The blood supply of tendons can be split between the intrinsic and the extrinsic.8 The intrinsic sources are at the MTJ and the OTJ, while the extrinsic sources are at through the paratenon or the synovial sheath.8 The blood supply to specific areas is supplied by different sources. The intrinsic at the MTJ has been documented to extend into 1/3 of the tendon whereas the blood supply originating from the OTJ is more avascular and is limited to the insertional point.8 This leaves the extrinsic source to supply the mid portion of the tendon.8

TENDON INJURY REPAIR & DYSREPAIR

The severity of tendon damage is dependent on the magnitude of overuse. From a predisposition standpoint, age, biological sex, and genetics can be factored in.1 As we age, connective tissue and tenocyte quality diminishes, females may be more prone to tendon inflammatory responses and healing responses, and some genetic markers that are more pro inflammatory can be more prominent. Additionally in less common cases, systemic predispositions may include certain proteins that help control inflammation may not be as abundant, high cholesterol levels can cause tendon pain, diabetes, and certain drugs; specifically some families of antibiotics can cause tendon pain.1

Because of our understanding of the tendinopathy continuum, our approach in selection of intervention for therapeutic repair are directly dependent on the severity of tissue damage and the ability for the tendon to respond to therapeutic stimuli. The less damage that is present, the increase of potential reversibility of the disease. Going back to Cook and Purdum’s tendon continuum they proposed 3 stages within the continuum being 1. Reactive Tendinopathy 2. Tendon Dysrepair and 3. Degenerative Tendinopathy.1,2,3,4,5 Respectively, we can visualize these stages on a green yellow red scale and how well we are either moving the needle towards the green and exciting more healing response or moving the needle towards red approaching increased degeneration and potential rupture.1 Green is optimal repair where tendons have the ability to repair themselves.

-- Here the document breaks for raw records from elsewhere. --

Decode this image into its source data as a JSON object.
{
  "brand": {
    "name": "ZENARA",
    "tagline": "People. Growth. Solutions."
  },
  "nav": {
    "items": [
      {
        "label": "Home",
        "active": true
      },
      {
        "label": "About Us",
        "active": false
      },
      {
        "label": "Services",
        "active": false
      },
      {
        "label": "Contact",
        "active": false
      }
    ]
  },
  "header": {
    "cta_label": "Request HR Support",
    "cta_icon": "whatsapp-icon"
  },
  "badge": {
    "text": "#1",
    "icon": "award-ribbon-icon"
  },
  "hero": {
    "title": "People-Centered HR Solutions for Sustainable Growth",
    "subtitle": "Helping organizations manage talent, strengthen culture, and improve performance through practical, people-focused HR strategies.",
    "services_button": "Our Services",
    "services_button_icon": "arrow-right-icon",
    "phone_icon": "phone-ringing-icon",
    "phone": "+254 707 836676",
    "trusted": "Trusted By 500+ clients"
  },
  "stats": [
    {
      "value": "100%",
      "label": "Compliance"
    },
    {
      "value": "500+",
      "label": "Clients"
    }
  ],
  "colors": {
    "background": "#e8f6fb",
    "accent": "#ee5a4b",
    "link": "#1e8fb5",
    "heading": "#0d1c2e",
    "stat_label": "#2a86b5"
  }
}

These are the instances where rest and decrease in repetitive stress and force is enough to heal back to 100%. Yellow being failed repair stages where there is still the ability and potential for reversibility of the disease. The yellow area can be a bigger margin, either being closer to green where less invasive measures of treatment and training options can be enough to push the tendinopathic tissue to the green zone, or even closer to the red zone where naturally we would need more sophisticated treatment options to kickstart better healing responses that our body simply can't do by itself.1 Finally red being a failed tendon healing response that is more often irreversible.

The first stage is reactive tendinopathy defined by a non-inflammatory proliferative response from alterations in the cellular matrix.1,2,3,4,13,14,15 This is more commonly resulting from compressive or tensile overload.4,13,14 We may see tendon thickening due to the changes in the ECM as a reaction to a sudden and unprepared increase of stress.3 On a cellular level, it’s common in this phase to see the tendon tissue changing to appear more cartilaginous in nature (cell metaplasia).1 We see proliferation of less durable collagen and formation of new vascular networks (neovascularization) in an attempt for the tendon to heal.14 There’s separation of collagen fibers and fibril damage, and an increase in pro inflammatory mediators.1,2,4,12,14,15

The tendon dysrepair stage is the progression of reactive tendinopathy with increased ECM damage and disorganization of repair.1,12,13,14 In this stage, the tendon tissues are less metabolically active and more catabolic due to the cells being even more cartilaginous, which makes the tendon less receptive to healing factor stimuli.1 There’s an increased proliferation in vascularity with ingrowth of blood vessels from existing blood vessels (neoangiogenesis) and proliferation of nociceptors that detect and react to noxious stimuli and mechanical pain of disorganized healing.1,12,13,14,15 In this stage, radiographic imaging can show that there are changes in the tendon.3 Tendon dysrepair can be tame or severe, again being more towards the green or the red. This is where load, force, and volume management in activity are important to potentially see the irreversible effects on the continuum.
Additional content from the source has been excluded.